França e Alemanha desafiam Bruxelas e juntam gestão das linhas com a operação ferroviária
Enquanto Portugal funde a Refer com as Estradas de Portugal, as duas potências europeias concentram o sector ferroviário numa holding.
Desta forma, e fazendo juz da sua tradição centralista, a França ressuscita a velha SNCF, que passará a contar com 150 mil trabalhadores e que, ainda por cima, vai permitir poupanças de 550 milhões de euros anuais até 2020. Um regresso ao quadro anterior a 1991 quando uma directiva comunitária impôs a separação da gestão da infra-estrutura e da exploração dos serviços de transportes, com vista a acolher novos operadores (privados) para o mercado ferroviário.

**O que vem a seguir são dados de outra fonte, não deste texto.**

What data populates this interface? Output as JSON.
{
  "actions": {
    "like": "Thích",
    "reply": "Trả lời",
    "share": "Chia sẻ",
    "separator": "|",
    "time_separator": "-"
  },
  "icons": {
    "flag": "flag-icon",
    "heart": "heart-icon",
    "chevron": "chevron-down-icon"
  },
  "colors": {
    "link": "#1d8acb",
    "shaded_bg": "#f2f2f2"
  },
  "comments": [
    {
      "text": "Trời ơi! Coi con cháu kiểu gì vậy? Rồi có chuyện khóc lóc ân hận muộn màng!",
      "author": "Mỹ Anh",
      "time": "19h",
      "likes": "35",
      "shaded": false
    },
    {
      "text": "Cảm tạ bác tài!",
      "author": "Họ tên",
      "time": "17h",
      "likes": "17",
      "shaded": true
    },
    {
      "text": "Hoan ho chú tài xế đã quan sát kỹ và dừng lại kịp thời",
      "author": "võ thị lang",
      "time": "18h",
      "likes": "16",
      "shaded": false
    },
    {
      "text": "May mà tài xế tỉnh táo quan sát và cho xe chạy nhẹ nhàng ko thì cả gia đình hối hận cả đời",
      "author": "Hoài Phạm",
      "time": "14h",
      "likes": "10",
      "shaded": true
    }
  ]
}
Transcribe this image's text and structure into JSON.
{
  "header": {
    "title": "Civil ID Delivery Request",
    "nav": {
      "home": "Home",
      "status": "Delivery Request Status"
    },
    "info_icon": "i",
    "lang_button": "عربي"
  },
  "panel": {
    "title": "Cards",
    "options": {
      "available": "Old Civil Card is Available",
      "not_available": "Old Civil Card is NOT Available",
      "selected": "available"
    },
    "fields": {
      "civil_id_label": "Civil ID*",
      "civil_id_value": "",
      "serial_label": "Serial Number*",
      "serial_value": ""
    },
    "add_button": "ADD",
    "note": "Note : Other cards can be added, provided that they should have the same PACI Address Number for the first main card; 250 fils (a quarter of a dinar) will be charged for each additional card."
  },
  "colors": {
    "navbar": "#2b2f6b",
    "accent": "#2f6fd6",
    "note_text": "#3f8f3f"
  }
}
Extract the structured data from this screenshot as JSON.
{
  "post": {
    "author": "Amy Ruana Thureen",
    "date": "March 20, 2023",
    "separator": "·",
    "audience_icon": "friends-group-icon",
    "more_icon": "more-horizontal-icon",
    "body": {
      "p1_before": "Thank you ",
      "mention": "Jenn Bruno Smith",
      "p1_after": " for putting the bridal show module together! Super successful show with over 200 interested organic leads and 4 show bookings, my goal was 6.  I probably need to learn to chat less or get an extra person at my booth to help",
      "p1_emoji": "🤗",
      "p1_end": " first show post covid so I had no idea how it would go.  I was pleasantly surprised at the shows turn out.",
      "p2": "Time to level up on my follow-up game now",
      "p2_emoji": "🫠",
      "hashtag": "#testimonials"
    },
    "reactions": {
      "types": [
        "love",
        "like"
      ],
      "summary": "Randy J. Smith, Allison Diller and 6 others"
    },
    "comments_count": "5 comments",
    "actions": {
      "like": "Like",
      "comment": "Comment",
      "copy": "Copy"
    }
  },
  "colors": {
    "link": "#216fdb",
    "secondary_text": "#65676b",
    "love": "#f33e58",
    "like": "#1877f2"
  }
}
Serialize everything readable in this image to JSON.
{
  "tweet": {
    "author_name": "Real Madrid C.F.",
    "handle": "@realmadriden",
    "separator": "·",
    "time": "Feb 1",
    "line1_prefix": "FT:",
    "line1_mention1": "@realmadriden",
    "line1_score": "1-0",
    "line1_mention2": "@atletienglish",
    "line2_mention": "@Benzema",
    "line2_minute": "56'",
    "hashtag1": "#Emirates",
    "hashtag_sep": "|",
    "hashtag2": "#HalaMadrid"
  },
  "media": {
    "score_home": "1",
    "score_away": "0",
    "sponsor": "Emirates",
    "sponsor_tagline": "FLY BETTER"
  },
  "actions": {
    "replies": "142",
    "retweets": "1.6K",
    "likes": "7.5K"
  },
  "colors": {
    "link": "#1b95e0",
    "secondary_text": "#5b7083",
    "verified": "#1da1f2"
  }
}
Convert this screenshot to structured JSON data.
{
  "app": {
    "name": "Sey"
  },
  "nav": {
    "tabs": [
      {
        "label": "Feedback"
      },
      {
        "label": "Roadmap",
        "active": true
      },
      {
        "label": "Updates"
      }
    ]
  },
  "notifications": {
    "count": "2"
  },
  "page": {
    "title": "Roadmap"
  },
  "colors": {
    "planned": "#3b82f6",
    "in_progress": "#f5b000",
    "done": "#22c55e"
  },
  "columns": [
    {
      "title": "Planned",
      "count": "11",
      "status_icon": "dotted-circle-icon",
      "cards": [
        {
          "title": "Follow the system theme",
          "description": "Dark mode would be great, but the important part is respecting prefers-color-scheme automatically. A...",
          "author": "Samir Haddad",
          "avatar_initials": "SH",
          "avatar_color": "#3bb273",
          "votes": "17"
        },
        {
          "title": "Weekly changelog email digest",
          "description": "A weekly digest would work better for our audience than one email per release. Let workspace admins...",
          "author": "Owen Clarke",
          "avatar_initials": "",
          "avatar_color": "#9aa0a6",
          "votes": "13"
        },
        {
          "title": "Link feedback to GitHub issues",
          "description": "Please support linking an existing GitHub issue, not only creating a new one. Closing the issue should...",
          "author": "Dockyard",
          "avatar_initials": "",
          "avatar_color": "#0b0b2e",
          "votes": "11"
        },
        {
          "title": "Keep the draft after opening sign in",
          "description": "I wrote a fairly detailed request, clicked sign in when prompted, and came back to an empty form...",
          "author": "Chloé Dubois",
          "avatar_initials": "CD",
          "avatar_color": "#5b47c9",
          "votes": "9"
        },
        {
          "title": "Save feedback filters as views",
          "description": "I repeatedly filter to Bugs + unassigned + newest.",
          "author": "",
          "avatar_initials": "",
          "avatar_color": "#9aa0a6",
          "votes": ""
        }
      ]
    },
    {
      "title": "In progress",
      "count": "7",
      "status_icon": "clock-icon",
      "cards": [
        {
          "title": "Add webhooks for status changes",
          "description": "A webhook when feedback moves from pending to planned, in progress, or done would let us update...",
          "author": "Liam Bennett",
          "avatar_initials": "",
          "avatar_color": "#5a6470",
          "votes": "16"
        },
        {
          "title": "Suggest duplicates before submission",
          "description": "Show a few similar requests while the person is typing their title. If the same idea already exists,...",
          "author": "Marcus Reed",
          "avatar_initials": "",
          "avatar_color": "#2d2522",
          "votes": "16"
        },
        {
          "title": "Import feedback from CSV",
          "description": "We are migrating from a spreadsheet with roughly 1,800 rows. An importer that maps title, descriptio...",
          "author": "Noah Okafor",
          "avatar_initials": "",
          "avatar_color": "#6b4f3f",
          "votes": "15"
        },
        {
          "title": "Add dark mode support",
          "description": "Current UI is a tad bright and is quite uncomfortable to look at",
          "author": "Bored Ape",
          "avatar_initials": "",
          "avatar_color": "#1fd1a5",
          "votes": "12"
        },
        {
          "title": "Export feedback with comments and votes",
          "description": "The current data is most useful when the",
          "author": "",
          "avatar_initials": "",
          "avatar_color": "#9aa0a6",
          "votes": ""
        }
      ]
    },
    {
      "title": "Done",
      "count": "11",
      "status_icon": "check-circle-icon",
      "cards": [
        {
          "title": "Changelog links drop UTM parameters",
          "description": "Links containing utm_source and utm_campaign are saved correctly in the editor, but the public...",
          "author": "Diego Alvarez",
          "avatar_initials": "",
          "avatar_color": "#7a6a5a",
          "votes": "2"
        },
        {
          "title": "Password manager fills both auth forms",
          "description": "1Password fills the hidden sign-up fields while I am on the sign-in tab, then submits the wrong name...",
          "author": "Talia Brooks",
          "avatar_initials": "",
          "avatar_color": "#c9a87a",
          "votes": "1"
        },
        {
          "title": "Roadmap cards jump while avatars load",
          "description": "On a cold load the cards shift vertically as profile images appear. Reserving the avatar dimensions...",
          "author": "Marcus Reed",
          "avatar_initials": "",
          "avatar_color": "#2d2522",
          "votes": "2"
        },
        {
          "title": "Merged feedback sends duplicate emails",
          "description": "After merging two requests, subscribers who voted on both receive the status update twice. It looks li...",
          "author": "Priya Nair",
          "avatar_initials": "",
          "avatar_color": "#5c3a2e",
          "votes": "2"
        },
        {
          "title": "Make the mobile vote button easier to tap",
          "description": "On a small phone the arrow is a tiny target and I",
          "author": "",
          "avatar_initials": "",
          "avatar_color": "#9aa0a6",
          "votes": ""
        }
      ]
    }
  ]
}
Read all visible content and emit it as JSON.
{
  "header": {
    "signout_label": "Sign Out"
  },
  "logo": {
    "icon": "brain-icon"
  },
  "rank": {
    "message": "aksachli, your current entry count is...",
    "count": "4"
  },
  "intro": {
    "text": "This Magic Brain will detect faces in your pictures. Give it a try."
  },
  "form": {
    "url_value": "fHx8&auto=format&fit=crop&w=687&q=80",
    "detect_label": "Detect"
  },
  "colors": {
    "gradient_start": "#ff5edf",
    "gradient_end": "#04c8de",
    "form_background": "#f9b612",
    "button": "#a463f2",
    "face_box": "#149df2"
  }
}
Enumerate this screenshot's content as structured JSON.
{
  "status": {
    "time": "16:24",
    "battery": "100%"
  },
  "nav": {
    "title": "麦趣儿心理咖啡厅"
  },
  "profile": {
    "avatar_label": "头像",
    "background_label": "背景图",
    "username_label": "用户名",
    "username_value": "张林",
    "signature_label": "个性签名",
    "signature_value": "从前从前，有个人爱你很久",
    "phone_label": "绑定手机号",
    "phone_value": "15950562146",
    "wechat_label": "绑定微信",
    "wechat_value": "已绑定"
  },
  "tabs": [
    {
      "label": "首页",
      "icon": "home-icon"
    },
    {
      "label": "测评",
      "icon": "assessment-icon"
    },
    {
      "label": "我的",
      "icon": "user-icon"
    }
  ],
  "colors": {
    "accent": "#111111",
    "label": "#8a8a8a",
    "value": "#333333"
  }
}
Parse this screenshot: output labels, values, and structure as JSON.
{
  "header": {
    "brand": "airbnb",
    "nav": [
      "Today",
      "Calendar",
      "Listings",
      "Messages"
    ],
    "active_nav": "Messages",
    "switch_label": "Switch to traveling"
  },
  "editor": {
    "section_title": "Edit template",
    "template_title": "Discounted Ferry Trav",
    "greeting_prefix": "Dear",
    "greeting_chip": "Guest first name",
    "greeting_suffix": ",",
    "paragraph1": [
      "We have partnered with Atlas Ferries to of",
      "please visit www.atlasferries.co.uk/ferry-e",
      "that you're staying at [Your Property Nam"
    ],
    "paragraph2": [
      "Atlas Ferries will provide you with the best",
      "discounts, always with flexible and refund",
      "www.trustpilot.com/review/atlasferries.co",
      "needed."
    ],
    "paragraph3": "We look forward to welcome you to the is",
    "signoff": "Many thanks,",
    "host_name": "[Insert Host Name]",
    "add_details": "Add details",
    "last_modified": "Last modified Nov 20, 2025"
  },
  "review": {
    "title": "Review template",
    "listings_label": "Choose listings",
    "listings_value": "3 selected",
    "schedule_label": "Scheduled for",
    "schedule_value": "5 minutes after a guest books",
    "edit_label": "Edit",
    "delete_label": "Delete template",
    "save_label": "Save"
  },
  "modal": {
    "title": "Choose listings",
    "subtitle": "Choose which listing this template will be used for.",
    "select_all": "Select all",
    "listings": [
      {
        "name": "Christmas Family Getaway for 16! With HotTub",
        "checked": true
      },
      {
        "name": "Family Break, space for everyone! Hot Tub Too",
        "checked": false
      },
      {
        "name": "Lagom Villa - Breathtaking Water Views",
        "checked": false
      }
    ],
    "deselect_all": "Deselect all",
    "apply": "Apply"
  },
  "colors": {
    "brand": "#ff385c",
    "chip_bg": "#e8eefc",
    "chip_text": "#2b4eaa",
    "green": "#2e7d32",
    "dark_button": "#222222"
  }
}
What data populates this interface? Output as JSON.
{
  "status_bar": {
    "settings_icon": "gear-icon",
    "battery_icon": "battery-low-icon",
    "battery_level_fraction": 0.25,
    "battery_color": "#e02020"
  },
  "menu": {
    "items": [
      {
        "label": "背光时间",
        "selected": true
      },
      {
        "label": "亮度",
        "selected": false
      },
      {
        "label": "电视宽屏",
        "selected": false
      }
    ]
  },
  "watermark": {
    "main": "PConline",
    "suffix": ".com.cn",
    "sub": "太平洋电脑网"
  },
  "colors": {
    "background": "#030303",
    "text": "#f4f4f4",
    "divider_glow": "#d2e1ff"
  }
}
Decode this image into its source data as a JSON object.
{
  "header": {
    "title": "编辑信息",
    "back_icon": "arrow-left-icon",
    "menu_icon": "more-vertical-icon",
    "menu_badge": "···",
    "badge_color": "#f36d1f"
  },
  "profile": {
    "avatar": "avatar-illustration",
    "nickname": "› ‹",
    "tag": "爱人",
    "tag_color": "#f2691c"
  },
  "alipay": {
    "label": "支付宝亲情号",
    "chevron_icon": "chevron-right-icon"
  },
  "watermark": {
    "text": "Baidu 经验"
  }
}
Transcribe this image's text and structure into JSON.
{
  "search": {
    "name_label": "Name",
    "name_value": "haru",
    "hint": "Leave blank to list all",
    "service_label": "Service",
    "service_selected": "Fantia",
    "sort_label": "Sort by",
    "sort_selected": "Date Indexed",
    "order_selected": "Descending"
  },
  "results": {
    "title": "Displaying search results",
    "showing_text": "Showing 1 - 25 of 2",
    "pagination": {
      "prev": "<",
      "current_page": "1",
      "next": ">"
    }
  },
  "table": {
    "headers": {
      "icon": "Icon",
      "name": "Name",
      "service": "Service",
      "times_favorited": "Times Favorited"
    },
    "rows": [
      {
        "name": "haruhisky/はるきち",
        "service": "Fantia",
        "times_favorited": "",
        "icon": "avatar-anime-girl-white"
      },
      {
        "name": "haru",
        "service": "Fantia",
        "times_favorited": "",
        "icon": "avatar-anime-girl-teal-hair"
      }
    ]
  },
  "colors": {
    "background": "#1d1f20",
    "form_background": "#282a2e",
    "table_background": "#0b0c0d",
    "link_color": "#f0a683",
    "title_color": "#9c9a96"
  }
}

Na Alemanha, nunca chegou a ser criada uma verdadeira empresa de infra-estruturas ferroviárias. A DB Netz, congénere da portuguesa Refer, faz parte da holding da estatal Deutsche Bahn (DB), sendo por esta detida em 100%.
Ao contrário de Portugal - que foi um dos países pioneiros a aplicar a directiva comunitária logo em 1997 com a criação da Refer, separada da CP - a Alemanha andou sempre num faz de conta com Bruxelas e só em 1999 criou a sua própria “Refer”, mas sem que esta tivesse o grau de autonomia e de independência desejado pela Comissão Europeia.
Este jogo do gato e do rato, que durou os 20 anos em que sucessivos pacotes ferroviários procuraram consolidar o processo de liberalização do caminho-de-ferro, teria um ponto alto em 2012 com uma invulgar conferência de imprensa conjunta da DB e da SNCF na qual responsáveis daquelas empresas se insurgiram contra a “abordagem dogmática” da Comissão Europeia por esta legislar de forma “ligeira” sem ter feito uma análise completa dos custos e benefícios do modelo vigente de separação entre a roda e o carril com o modelo anterior de integração vertical.
Fernando Puentes, jornalista espanhol especialista em ferrovia, relata no seu blog Alta Velocidad que as duas empresas estatais francesa e alemã pagaram à Roland Berger um estudo em que comparavam os modelos ferroviários da China, Rússia, Japão, Canadá e Estados Unidos com o da UE. A conclusão era que a estrutura integrada não é sinónimo de incompetência e que o monopólio público na ferrovia não é necessariamente ineficiente.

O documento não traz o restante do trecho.